Philly native Sie Saunders ate at near every cheesesteak spot in Northern Delaware, but none had the exact flavor in his head: Cooper Sharp, generous meat, seeded rolls full of character. The steaks he and wife Laurel found on trips to Angelo’s in Philadelphia. (Although heads-up for old heads in Delaware: Classic shop Ioannoni’s in New Castle newly offers seeded rolls and Cooper Sharp, on request.)
So, the couple figured they’d become the change they wanted to see in the world. Burned out working long hours as a nurse during the pandemic, Laurel quit her job and made their shared love of cheesesteaks into a career. They opened in December, naming the shop after a nickname for their son.
Order basic, and Ochinili’s offers an admirable new-school steak with seeded Liscio’s, ribeye and Cooper Sharp.

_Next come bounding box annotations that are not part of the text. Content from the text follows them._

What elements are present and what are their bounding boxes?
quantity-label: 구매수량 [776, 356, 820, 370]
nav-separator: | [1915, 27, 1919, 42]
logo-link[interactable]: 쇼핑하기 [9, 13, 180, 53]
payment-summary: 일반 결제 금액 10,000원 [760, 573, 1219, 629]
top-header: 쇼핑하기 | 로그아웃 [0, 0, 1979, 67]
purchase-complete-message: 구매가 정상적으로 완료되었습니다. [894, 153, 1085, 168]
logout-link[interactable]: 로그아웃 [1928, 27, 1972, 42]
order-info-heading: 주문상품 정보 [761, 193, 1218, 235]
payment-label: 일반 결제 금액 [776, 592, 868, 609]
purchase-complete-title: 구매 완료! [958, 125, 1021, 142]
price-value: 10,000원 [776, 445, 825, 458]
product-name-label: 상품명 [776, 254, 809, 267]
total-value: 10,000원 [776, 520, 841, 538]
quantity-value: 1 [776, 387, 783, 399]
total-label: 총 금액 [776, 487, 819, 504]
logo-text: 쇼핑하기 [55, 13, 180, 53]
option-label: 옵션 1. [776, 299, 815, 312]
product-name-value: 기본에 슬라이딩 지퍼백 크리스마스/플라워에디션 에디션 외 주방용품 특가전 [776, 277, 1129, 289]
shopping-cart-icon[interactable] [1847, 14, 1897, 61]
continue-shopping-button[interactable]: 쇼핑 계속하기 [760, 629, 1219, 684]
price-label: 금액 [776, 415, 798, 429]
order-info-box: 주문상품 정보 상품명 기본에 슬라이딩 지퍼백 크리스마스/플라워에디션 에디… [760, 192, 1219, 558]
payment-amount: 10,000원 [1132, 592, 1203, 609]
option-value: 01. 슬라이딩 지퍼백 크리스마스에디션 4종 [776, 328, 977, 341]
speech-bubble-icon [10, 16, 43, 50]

But the gamechanger here is the variations, in particular a “West Philly” steak that subs out basic fried onions for crispy onion straws the restaurant makes in-house each morning.
Meanwhile the Liberty Bell Patel, named for (and spiced by) a family friend, incorporates earthy Indian spice, green chilies and a garlic ginger sauce. The North and West Philly specialties of salmon cheesesteaks, fish hoagies and cheesesteak egg rolls likewise make appearances on the menu.
More:In North Philly and beyond, salmon is the new cheesesteak. But don’t tell South Philly
On a recent visit just an hour before closing, the mini-mall steak shop looked like a voting precinct on Election Day — filled with customers of every age, and every walk of life.